A decisão do governo de Donald Trump de determinar tarifa de 50% sobre produtos importados do Brasil é consequência de um conjunto de ações adotadas pelo governo de Luiz Inácio Lula da Silva e pelo Supremo Tribunal Federal nos últimos anos. Uma delas é o processo judicial contra o ex-presidente Jair Bolsonaro (PL), aliado de Trump, que tramita na Suprema Corte brasileira. Ao anunciar a taxação nesta quarta-feira (9), governo dos Estados Unidos disse que a forma como o Brasil tratou Bolsonaro “é uma vergonha internacional” e que o “julgamento não deveria estar acontecendo”. 

Membros da direita brasileira, aliados próximos, familiares de Bolsonaro e o próprio ex-presidente há anos têm salientado a perseguição política a esse grupo político e tentam reverberar as críticas ao STF, principalmente ao ministro Alexandre de Moraes, no exterior. Trata-se de uma tentativa de mostrar às democracias de outras nações o que ocorre no Brasil. As estratégias da oposição – capitaneadas pelo deputado licenciado Eduardo Bolsonaro nos EUA – têm surtido efeito ao alertar para a situação enfrentada por opositores de Lula.

Desde segunda-feira (7), Trump vinha criticando o Brasil pela postura contra Bolsonaro.
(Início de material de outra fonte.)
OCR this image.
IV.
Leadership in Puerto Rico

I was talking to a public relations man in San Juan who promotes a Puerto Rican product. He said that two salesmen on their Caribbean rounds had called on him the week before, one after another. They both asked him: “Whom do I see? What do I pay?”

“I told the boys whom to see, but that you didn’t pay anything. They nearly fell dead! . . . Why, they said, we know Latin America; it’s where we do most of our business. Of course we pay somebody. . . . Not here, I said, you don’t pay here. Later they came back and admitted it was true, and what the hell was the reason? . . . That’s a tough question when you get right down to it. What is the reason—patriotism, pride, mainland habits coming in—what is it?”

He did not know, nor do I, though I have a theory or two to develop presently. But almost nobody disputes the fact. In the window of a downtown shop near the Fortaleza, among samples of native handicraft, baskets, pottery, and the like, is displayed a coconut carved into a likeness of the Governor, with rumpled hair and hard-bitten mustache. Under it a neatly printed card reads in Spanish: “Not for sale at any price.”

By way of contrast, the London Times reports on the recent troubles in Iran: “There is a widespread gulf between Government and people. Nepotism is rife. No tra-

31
Ele comparou as ações judiciais contra o ex-presidente brasileiro com sua situação antes de retornar à Casa Branca, classificando-a como um “caças às bruxas”.

Outro ponto citado pelo americano com relação ao STF foram as decisões da Corte contra empresas de mídia dos EUA. De acordo com Trump, a Suprema Corte “emitiu centenas de ordens de censura SECRETAS e ILEGAIS a plataformas de mídia social dos EUA, ameaçando-as com milhões de dólares em multas e expulsão do mercado brasileiro de mídia social”.

Para o cientista político Juan Carlos Arruda, CEO do Ranking dos Políticos, a manifestação do presidente dos EUA “projeta o embate jurídico brasileiro para a vitrine internacional, colocando ainda mais pressão sobre o STF”. Ele alerta que, em caso de condenação de Bolsonaro, especialmente se isso o tirar das eleições de 2026, “é possível que se intensifique a narrativa de perseguição política, não apenas no Brasil, mas entre setores conservadores globais”. Embora não acredite que isso vá alterar o curso institucional do país, Arruda destaca que “torna o custo reputacional mais alto para as instituições”.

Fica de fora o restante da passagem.